For this last problem, we also came with a solution to go a bit beyond existing methods: by reformulating the LMO as a Quadratic Unconstrained Binary Optimisation (QUBO) instance, we could use a recently developed solver [4], which is unfortunately closed source, to solve to optimality an instance with \(m=97\) measurements.

### Results

With the overview of our methodology done above we can state the results obtained in the bipartite case, that is, with correlation matrices as presented above. You’re most likely not familiar with the problem so it’s worth giving some historical context on the progress made on both lower and upper bounds over the years.

\(v_c^\mathrm{Wer}\) | \(m\) | Year |
---|---|---|

0.7071 | 2 | 1969 |

0.7056 | 465 | 2008 |

0.7054 | \(\infty\) | 2015 |

0.7012 | 42 | 2016 |

0.6964 | 90 | 2017 |

0.6961 |
97 | Our |

0.6875 |
\(406\sim\infty\) | work |

0.6829 | \(625\sim\infty\) | 2017 |

0.6595 | \(\infty\) | 2006 |

0.5 | \(\infty\) | 1989 |

A few comments about the lower bounds are in order: they contain an extra step (not explained here) that goes from a finite number of measurements to all projective measurements.
The idea is that we can simulate the former by means of the latter, up to some factor that gets closer to 1 as the number of measurements increases.
Part of the improvements that we brought to the problem came from the choice of these measurements; this explains, by the way, why we use less measurements than the previous lower bound while still beating it.
Without going into details here, we used symmetric polyhedra in the Bloch sphere; they can be easily constructed and visualised here (try, for instance, the recipe `Au3I`

which gives an idea of the kind of structures that we used).

We don’t present the multipartite results here as most of you don’t care, but the entire approach naturally generalises to correlation tensors of arbitrary order (meaning any number of parties).

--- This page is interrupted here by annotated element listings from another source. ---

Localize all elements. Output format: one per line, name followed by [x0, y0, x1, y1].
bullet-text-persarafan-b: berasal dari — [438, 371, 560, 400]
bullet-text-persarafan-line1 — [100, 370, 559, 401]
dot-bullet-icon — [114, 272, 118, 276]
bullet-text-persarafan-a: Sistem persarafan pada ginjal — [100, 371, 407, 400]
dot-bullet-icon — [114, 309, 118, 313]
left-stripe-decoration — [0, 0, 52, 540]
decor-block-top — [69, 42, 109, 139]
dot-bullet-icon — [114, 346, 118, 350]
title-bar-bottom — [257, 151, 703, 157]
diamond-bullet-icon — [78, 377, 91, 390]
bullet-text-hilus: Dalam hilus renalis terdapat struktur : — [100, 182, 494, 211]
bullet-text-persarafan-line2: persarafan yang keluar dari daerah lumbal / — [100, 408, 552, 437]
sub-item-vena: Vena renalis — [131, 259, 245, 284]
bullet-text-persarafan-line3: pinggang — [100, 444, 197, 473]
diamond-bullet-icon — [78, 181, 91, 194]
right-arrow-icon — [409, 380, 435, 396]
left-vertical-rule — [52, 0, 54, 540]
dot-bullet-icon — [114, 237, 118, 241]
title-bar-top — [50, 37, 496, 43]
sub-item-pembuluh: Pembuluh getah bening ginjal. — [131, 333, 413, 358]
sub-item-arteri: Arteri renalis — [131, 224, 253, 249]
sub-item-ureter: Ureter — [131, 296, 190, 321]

And the known results in this direction were quite scarce, so that our bounds provide way more insight than the tightening (arguably minute to some extent) presented in the table above. For instance, we give the first proof that, for three-qubit states, the W state is less nonlocal than the GHZ state.

### References

[1] John Bell. *On the Einstein-Podolsky-Rosen paradox*. Physics Physique Fizika **1**, 195-200 (1964).

[2] Clauser, Horne, Shimony, Holt. *Proposed experiment to test local hidden-variable theories*. Phys. Rev. Lett. **23**, 880 (1969).

[3] Tsuji, Tanaka, Pokutta. *Sparser kernel herding with pairwise conditional gradients without swap steps*. arXiv:2110.12650 (2021).

[4] Rehfeldt, Koch, Shinano. *Faster exact solution of sparse MaxCut and QUBO problems*. arXiv:2202.02305 (2022).